Interview

ソリューション推進

泣きながらハグしてくれた

先日、半年近く担当していたプロジェクトが終了した。ある会社の社員食堂を作るプロジェクトだった。お客様から6名、三井デザインテックから4名の総勢10名からなるプロジェクトチームが組まれた。まずは、先方からの提案で、お客様と一緒に空間のコンセプトを決める合宿を行うところから始まった。お客様は全力で想いを伝えてくれた。私たちもその想いに応え、その想いをさらに越えようと全力で提案した。「お客様と共に、木目の色や家具の素材一つひとつを実際に見ながら空間づくりを行ったので、"一緒に創っている"と手応えを感じていました」。クッションのキルト生地など細部にまでこだわり、プロジェクトチーム全員が納得した上で空間を作った。

お客様にこだわりがあるからこそ、そこへ至るまでのプロセスの説明が求められる。なぜ、その場所にその材質を使用するのか、なぜこの場所にその空間を作るのか。これまで数々の空間を提案してきたが、この時ほどプロセスを考えたことはなかったことに気付く。限られた時間の中で細部にまでこだわりを行き届かせるため、お客様とのやり取りは非常にテンポが速かった。質問にすぐ答えなければならない場面が何度もあった。「1~10まで自分自身が納得できるようになれば、相手にもきちんと説明できると実感しました」。論理的に物事を進めていくことの大切さを学んだ。 完成後の打ち上げで、お客様は涙を流しながら「ありがとう」とハグしてくれた。その瞬間、それまで緊張していた自分の心が温かくほぐれて、涙が頬をつたった。

白か黒か、はっきり示す

デザイナーは常に複数のプロジェクトを抱え、同時に進行していくことも多い。お客様が求める空間のイメージはそれぞれ異なるので、仕事の進め方も様々だ。頭を上手く切り換え、個人の仕事を効率良く進めることもデザイナーの腕の見せ所なのだ。そのため、多くのプロジェクトに携われば携わるだけ、お客様から仕事の進め方を学ぶことのできる機会が増える。
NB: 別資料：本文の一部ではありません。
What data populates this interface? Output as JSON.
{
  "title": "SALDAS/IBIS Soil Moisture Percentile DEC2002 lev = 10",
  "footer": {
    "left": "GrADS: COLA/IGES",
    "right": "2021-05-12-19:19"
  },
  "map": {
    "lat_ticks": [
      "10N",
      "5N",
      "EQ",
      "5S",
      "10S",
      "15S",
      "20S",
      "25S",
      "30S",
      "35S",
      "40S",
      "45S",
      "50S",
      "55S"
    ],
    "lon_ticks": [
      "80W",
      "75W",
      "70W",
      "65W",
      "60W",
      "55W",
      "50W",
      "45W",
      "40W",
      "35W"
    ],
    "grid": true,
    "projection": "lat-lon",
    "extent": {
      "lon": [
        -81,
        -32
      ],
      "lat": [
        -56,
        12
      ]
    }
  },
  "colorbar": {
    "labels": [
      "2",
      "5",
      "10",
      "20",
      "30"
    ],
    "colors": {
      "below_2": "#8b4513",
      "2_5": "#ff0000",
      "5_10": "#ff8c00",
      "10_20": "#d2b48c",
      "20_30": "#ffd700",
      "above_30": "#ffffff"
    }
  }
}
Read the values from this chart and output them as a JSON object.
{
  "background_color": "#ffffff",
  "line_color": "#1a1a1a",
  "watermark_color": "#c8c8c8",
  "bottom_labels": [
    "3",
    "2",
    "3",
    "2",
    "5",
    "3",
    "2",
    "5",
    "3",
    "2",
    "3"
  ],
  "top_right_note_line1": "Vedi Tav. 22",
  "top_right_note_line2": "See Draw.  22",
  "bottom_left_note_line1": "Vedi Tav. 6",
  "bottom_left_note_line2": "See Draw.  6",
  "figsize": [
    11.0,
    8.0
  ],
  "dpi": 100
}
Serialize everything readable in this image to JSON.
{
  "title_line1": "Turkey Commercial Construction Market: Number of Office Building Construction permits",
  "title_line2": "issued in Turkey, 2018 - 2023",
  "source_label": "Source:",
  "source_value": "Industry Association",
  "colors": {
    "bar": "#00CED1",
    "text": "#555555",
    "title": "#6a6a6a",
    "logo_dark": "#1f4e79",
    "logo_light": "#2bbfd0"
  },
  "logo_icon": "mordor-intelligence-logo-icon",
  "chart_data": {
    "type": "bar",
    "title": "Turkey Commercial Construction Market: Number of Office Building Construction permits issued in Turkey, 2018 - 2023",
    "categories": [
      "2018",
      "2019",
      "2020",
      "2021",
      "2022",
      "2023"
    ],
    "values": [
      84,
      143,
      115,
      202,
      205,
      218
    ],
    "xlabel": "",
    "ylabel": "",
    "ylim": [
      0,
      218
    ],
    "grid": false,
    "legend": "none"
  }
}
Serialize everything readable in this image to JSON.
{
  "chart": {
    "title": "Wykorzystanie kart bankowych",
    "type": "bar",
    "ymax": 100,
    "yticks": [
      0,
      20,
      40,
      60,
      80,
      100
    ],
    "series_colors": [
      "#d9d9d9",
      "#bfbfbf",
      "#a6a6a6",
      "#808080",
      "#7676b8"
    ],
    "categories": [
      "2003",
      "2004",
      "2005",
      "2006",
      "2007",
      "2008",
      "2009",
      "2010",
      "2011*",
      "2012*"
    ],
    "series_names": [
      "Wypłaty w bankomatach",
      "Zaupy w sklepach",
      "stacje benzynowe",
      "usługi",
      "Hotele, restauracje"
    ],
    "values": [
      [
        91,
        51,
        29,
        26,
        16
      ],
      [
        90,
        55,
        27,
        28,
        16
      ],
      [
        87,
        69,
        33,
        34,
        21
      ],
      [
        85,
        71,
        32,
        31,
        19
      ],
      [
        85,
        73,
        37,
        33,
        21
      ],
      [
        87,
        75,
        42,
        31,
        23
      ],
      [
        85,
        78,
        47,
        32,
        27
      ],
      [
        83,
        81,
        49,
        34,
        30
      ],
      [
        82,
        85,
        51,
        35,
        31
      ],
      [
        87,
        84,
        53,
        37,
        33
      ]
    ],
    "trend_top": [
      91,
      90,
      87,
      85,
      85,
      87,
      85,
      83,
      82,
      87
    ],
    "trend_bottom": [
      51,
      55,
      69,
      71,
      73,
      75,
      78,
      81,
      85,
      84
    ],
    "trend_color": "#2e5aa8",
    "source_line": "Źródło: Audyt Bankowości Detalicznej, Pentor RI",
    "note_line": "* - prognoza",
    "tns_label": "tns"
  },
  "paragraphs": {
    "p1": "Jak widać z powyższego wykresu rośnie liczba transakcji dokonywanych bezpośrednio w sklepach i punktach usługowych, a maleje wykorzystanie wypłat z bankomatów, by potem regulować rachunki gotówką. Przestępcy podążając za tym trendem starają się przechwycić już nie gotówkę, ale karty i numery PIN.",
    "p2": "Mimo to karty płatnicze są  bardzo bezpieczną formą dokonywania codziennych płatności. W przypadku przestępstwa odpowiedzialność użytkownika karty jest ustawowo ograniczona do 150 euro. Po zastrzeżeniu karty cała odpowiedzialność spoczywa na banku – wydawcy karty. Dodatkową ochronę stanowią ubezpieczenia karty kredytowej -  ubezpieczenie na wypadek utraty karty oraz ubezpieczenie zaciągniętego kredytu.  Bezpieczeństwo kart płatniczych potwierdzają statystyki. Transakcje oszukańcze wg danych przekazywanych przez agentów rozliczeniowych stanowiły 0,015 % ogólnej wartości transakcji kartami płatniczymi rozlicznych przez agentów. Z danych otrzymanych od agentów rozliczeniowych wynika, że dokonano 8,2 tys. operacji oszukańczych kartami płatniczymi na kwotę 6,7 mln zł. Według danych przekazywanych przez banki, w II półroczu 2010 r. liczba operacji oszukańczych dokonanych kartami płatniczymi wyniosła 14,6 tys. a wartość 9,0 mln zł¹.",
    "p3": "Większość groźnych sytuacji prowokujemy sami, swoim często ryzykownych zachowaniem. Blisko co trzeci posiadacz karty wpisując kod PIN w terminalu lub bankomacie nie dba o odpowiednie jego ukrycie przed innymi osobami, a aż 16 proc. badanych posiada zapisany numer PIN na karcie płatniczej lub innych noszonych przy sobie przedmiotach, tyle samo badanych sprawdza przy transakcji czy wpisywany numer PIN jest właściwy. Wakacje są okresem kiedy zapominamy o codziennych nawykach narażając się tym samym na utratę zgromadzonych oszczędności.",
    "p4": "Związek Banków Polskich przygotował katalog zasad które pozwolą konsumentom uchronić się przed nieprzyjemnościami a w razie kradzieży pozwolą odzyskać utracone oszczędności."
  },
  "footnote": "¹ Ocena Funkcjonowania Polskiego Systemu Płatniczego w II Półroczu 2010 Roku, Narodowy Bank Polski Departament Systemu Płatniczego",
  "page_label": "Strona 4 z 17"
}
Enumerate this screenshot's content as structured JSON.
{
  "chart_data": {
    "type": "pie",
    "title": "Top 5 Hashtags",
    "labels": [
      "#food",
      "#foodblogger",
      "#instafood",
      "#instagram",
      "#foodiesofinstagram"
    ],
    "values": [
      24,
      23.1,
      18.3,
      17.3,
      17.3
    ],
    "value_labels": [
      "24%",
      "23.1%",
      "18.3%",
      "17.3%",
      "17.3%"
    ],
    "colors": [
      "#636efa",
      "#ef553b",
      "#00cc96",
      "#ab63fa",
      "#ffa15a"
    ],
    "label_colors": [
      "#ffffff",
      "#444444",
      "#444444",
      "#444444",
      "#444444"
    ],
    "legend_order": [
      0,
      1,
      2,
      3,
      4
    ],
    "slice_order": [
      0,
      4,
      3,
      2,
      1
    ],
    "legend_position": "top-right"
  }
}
例えば、あるお客様では「To Doリスト」を可視化していた。物事を進めていくうえで、「誰が」「いつまでに」「どうしなければならないか」を明確に示し、全員で共有していたのだ。誰がどのボールを持っていて、いつまでに相手に渡さなければならないか。他の誰が見てもはっきりと分かるように、まとめられている。その仕事の進め方は自身の業務にも影響を与えた。「細かい設計の部分でも、自ら進んで決めるようになりました。決めるようになったというよりも、『自分が決めなければ話が進まない』という覚悟が芽生えたのかもしれませんね」。

50+50で100以上のアイデアを

デザイナーの仕事で一番嬉しいことは、お客様が喜んでくれること。学生時代は、「あれがしたい」「これがしたい」という想いが先走っていた。しかし、三井デザインテックに入社し、自らの手で様々な空間を手掛け、お客様の求める物を直接目にするうち、心境に変化が訪れた。「デザインに関するブログや雑誌を見たり、新しくできた建物を見に行くことで知識を蓄えています。次第に表現できる空間のバリエーションも増えてきました。これまでになかった新しい空間のアイデアをCGや模型で実際に形にすると楽しくて仕方がありません。半分仕事で、半分趣味ですね」。

世の中には多くの街があり、どれも異なる表情で魅力的。これからは、いろいろな街の飲食店を手掛けることが目標だ。飲食店では、食事はもちろんその空間も重要視される。「友達が『あそこのお店、雰囲気が良いよね』と言ったお店が、実は自分が内装を手掛けていた...そんな仕事がしたいですね」。とびきりの笑顔でそう話す、その目は将来への希望で輝いていた。